Say I have the function,

$$\delta\left(\tau-\frac{T}{2}\right)\mathrm d\tau$$ where T = $$\frac{2π}{ω}$$

Is this even or odd? Or neither?

Reason I ask is to find out whether I can cancel some cosine and sine terms for a convolution computation.

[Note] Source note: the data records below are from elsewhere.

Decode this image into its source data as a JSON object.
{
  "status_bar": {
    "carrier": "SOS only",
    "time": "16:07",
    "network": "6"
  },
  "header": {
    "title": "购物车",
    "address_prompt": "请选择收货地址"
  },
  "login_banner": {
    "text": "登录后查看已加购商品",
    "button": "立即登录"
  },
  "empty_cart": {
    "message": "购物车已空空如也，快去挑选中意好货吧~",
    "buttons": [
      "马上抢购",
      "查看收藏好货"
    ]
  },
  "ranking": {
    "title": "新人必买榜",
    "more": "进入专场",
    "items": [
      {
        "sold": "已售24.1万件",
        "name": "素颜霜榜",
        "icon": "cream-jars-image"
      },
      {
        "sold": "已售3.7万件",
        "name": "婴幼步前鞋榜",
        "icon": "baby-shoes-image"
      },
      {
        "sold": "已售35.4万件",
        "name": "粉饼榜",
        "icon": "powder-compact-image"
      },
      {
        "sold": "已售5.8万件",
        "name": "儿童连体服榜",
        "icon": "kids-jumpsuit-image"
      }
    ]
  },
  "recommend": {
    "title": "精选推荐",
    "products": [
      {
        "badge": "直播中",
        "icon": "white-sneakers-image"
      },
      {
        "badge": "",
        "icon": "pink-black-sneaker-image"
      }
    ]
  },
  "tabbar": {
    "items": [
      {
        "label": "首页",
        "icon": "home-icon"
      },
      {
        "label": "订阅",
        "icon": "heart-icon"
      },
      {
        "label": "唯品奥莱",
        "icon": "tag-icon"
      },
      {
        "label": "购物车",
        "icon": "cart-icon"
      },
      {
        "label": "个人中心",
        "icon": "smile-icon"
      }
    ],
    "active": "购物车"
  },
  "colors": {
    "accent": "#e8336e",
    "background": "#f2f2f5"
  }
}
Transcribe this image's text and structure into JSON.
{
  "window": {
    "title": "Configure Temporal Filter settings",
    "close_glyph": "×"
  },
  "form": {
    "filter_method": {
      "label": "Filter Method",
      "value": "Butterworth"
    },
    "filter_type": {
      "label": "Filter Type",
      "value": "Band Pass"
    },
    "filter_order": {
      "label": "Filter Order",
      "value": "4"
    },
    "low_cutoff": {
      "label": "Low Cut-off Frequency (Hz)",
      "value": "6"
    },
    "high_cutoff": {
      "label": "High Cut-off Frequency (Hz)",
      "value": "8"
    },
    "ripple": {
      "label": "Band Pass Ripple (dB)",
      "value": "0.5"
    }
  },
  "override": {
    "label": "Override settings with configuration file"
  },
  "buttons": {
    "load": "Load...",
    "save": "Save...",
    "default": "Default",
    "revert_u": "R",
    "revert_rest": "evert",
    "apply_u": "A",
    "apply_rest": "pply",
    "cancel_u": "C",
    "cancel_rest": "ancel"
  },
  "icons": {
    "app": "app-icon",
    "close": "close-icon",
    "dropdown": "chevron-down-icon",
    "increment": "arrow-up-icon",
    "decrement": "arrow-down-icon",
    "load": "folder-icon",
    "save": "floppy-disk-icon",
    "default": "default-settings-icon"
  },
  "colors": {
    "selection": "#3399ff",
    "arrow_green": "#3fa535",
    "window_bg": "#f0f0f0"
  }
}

• The expression looks funny. $\partial$ ? Feb 15, 2020 at 22:21
• I have no idea what your bizarre notation means
– MPW
Feb 15, 2020 at 22:22
• Are you trying to write $\delta (t -\frac{T}{2})\mathrm dt$? Either way, this doesn't seem to denote any function. Feb 15, 2020 at 22:23
• @Macuser That looks like a differential, not a function. Are you simply asking whether or not the Dirac delta function is even or odd? Feb 15, 2020 at 22:27
• @Macuser Do you know the definitions of even and odd functions? Have you checked whether or not they apply? Please add this context to your question with an edit Feb 15, 2020 at 22:29

$$\delta(x)$$ is an even function which peaks at $$x=0$$ and $$\delta(-x)=\delta(x)$$. But $$f(t)=\delta(t-T/2)$$ peaks at $$t=T/2$$ and it is symmetric about $$t=T/2$$ as $$f(T-t)=\delta(T-t-T/2)=\delta(T/2-t)=\delta(t-T/2)=f(t)$$